ACTIVITY 3: AUXOTROPHS 30 MINS
Your average wildtype bacterium can produce all the organic compounds it requires, such as amino acids and vitamins, from inorganic sources in the environment. This type of bacterium is known as a prototroph. Prototrophs can grow on minimal media agar, which only contains inorganic ingredients.
However, if there is a block in a pathway to manufacture one of these compounds, the bacteria must be provided with the compound in the environment and will not grow on minimal media without it. This strain of bacterium is known as an auxotroph. By adding different compounds to minimal media and seeing which compound allows bacteria to grow, we can establish in which pathway this block occurs.
In this activity, you will determine the requirements of 4 strains of E. coli auxotrophs.
In the last practical, you set up the bacterial plates for this experiment. Remember that each strain has been spread on minimal media. Then, paper tabs, each infused with a different amino acid, were placed on the plate in the arrangement shown in Fig.2 below. The amino acids in the paper tabs diffused out into the agar. These plates were incubated and have been returned to you to be checked for growth.

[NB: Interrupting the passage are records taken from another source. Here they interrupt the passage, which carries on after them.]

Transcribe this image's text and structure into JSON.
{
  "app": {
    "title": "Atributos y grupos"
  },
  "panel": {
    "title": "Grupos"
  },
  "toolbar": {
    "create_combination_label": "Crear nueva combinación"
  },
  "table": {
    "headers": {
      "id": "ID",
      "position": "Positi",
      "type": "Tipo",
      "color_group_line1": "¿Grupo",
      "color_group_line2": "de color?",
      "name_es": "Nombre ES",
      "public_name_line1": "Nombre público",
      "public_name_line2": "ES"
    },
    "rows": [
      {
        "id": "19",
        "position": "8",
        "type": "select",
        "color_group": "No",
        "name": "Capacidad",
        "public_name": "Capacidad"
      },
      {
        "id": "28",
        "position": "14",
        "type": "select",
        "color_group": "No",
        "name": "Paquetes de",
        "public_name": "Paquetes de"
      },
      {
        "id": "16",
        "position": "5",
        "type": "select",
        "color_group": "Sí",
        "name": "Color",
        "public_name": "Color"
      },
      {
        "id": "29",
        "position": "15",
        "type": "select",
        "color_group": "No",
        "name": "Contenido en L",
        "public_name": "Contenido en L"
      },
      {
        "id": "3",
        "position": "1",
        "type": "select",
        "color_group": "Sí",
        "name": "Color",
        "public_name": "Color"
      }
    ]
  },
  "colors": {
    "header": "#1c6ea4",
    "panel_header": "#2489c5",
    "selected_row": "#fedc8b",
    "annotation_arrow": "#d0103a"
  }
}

Fig. 2: Positions of paper tabs impregnated with amino acids on each petri dish
Q3.1a. Without using the word ‘control’, explain why one paper tab is infused with water only.
Q3.1b. Had there been growth of E. coli around the paper tab infused with water, how would this influence the conclusions you could draw from your experiment?
Q3.2a. Record these results in Table 3 below, indicating whether growth occurred around each paper tab with a + symbol, or using – for no growth.
Table 3: Results of auxotroph growth on minimal media
Strain A Strain B Strain C Strain D
Arginine
Leucine
Methionine
Tyrosine
Phenylalanine
Water
Q3.2b. Which amino acid pathway was disrupted in each of the mutant strains?
Strain A
Strain B
Strain C
Strain D
Q3.2c. What was unusual about Strain D? How can you explain this result?